August 11, 2016 at 3:48 pm | Posted in Comment | Leave a comment

Mandating science advice

SAM Jan 2016 w900 2 - Georges Boulougouris - EC Audiovisual Service

The new EU Science Advice Mechanism, convening for its inaugural meeting in January 2016.

In July, Science reminded its readers of the existence of the European Commission’s new Science Advice Mechanism (SAM), a panel of internationally-recognised scientists tasked with providing scientific advice, in a mechanism intended to address the shortcomings of the ill-fated, single-headed role of Chief Scientific Adviser abandoned in 2014.

In fact, the SAM has already held its first two panel meetings, on 29 January and 16-17 March this year, at which it was agreed its first two questions would relate to “improving the measurements of CO2 emissions so they more closely resemble real-world emissions” and (more vaguely) cybersecurity and “the single digital market”.

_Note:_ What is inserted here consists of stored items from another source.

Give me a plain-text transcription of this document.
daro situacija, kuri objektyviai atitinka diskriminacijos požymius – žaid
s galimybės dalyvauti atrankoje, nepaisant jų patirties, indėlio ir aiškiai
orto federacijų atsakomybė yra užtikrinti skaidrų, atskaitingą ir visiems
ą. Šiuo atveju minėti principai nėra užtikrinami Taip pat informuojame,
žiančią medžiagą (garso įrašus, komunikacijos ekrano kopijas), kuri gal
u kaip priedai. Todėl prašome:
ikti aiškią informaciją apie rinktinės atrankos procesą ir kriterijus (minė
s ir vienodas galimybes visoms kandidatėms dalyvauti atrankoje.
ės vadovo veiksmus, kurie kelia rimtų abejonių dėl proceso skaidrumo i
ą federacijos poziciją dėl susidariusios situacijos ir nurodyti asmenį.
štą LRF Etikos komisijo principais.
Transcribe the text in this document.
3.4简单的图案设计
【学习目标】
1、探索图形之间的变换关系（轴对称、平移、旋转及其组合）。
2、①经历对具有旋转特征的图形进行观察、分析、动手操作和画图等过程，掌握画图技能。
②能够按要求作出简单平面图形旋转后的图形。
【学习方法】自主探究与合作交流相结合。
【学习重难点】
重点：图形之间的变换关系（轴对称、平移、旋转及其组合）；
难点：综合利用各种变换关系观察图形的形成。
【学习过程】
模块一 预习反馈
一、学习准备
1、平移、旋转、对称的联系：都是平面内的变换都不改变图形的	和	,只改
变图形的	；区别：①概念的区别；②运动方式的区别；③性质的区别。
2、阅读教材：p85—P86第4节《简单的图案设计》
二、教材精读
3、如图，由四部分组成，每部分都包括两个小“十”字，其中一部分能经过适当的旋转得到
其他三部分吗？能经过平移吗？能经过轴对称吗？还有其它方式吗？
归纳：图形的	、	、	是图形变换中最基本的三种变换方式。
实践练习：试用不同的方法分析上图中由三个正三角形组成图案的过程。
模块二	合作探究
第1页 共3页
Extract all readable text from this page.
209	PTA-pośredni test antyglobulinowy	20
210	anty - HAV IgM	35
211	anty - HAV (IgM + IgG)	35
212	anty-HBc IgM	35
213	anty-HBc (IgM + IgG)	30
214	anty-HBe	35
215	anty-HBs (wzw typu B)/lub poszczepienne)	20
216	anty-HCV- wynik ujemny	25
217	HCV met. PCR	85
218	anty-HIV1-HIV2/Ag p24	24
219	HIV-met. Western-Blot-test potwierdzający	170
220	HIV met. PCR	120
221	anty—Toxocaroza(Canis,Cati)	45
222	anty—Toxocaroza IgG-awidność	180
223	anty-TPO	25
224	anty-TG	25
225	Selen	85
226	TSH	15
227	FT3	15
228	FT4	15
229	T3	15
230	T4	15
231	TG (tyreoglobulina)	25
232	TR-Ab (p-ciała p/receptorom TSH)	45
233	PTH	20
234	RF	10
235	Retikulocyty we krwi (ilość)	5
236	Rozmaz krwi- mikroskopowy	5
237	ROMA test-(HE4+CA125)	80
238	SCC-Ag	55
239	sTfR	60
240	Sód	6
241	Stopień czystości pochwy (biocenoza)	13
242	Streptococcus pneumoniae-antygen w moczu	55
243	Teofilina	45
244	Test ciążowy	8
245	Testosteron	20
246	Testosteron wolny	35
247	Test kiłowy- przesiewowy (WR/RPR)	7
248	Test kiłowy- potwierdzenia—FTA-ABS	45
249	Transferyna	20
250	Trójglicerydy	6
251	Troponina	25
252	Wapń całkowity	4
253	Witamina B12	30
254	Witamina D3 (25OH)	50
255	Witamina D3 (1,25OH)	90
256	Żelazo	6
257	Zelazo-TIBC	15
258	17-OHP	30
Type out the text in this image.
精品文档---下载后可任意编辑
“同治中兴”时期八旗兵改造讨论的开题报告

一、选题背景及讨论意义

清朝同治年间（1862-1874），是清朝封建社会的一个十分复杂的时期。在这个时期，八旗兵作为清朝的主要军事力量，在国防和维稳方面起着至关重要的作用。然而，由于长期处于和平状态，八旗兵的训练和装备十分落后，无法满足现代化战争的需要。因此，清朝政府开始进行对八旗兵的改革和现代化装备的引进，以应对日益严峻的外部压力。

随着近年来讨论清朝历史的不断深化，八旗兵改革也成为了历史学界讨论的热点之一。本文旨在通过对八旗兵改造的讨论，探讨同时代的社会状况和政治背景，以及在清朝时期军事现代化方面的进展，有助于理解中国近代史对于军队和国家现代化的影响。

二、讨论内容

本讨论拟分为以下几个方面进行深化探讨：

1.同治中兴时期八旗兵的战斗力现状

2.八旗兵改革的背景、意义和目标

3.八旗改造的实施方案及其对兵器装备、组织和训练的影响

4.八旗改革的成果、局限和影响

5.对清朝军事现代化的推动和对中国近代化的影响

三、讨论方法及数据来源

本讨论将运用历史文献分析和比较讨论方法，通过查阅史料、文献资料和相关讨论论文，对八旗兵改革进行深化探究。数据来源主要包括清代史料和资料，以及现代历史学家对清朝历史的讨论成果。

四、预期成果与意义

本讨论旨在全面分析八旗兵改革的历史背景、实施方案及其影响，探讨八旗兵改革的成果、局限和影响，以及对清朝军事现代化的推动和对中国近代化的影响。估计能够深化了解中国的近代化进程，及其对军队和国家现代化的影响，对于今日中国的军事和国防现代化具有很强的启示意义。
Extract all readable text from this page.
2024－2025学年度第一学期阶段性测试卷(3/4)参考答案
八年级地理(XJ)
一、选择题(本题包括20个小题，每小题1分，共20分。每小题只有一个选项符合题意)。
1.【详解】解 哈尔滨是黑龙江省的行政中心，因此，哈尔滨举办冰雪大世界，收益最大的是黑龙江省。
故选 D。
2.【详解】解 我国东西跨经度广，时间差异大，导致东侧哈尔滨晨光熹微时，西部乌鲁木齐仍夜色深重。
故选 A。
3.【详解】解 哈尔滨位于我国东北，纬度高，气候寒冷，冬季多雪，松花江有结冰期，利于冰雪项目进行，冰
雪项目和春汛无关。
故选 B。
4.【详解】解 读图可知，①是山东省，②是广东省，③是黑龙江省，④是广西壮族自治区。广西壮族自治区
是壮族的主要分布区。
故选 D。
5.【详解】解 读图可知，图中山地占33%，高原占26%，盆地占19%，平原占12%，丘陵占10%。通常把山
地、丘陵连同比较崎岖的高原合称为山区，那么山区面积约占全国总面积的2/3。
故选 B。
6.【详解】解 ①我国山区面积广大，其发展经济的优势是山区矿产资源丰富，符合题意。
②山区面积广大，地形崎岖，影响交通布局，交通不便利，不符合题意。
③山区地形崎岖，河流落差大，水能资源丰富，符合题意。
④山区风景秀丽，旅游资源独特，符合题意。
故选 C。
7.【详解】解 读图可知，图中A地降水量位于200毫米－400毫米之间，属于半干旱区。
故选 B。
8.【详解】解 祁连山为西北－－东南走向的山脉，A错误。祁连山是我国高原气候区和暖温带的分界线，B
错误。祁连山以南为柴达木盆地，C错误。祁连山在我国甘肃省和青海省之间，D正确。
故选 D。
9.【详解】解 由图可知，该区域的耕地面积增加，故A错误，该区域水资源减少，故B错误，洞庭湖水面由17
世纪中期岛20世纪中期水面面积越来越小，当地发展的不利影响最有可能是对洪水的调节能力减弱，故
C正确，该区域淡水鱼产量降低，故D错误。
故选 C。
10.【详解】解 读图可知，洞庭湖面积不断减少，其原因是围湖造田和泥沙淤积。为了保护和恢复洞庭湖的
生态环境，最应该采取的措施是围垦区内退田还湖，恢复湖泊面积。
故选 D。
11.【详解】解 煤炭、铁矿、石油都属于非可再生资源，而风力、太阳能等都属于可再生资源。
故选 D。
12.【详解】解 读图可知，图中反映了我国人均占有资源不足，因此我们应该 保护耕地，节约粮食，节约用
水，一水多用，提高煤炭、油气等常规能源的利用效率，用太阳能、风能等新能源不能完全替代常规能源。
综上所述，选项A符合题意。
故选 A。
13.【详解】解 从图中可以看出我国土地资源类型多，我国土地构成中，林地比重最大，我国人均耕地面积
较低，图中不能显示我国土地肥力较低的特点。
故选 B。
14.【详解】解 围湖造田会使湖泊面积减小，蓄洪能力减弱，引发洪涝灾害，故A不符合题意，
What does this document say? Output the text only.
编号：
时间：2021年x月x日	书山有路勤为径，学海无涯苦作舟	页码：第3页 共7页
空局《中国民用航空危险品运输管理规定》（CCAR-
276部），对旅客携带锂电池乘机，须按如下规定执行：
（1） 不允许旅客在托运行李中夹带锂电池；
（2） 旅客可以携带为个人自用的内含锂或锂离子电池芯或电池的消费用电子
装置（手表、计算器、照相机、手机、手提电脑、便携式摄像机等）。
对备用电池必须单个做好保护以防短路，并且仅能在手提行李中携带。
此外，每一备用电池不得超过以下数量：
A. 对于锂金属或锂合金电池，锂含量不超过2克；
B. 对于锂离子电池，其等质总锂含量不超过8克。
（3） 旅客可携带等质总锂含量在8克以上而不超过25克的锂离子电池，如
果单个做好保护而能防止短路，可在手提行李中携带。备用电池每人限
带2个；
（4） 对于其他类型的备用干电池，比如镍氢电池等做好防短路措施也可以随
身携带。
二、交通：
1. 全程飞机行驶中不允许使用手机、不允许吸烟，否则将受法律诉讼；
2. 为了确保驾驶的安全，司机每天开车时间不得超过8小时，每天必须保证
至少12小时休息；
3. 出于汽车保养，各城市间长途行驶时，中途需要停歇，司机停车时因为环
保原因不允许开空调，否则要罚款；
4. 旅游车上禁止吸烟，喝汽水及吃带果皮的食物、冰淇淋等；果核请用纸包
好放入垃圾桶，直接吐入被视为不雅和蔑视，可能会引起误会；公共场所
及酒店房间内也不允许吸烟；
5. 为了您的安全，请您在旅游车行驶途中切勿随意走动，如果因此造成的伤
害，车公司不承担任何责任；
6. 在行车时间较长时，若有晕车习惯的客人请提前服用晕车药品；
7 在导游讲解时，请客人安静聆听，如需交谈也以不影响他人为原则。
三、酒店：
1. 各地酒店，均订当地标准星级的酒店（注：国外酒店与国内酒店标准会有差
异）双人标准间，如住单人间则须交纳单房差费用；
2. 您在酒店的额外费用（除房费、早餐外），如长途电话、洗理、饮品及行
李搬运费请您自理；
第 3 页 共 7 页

A number of the problems with the initial Chief Scientific Adviser position appear, at least to some extent, to have been resolved: there is now a panel of advisers representing diverse interests and backgrounds; they have a reasonable budget; and they have a much larger team of support staff to do the research on which their advice will be based (see the legislative mandate here).

Problems of budget and staffing are relatively trivial, however, compared to the challenge of giving the SAM appropriate mandate and oversight, to ensure that it complements rather than supplants the political process.

This is important because, while it is intuitive to say that policy should in some way follow the evidence, it is in fact only in some very specific circumstances (sometimes described as “tornado politics”) possible or appropriate for “the evidence” to play a decisive role in what the appropriate policy outcome is (and even then, with certain important caveats).

This is because when people disagree it is very often due to their wanting different outcomes, not because they interpret “the evidence” in different ways. Resolving disagreement and defining a mutually acceptable course of action is what politics is for; if the job is handed over to scientists (or handed over further still, to some dictat of “the evidence”), the political solution is short-circuited and there is a deficit of democracy.

Keeping politics separate from science is therefore important. Political processes should be transparent, not masked behind a supposedly scientific debate which is in reality determining a political outcome. Conversely, if science is a proxy battleground for politics, its value in understanding our factual environment, the consequences of our actions, and the mechanisms by which we can most likely expect to achieve our desired goals, becomes diminished.

However, only so much can be done in defining how the SAM should function; it is as much up to the recipients of advice from the SAM as it is up to the SAM itself that its pronouncements are not taken as determining outcomes when politics is required instead. As to whether and how that happens, only time will tell.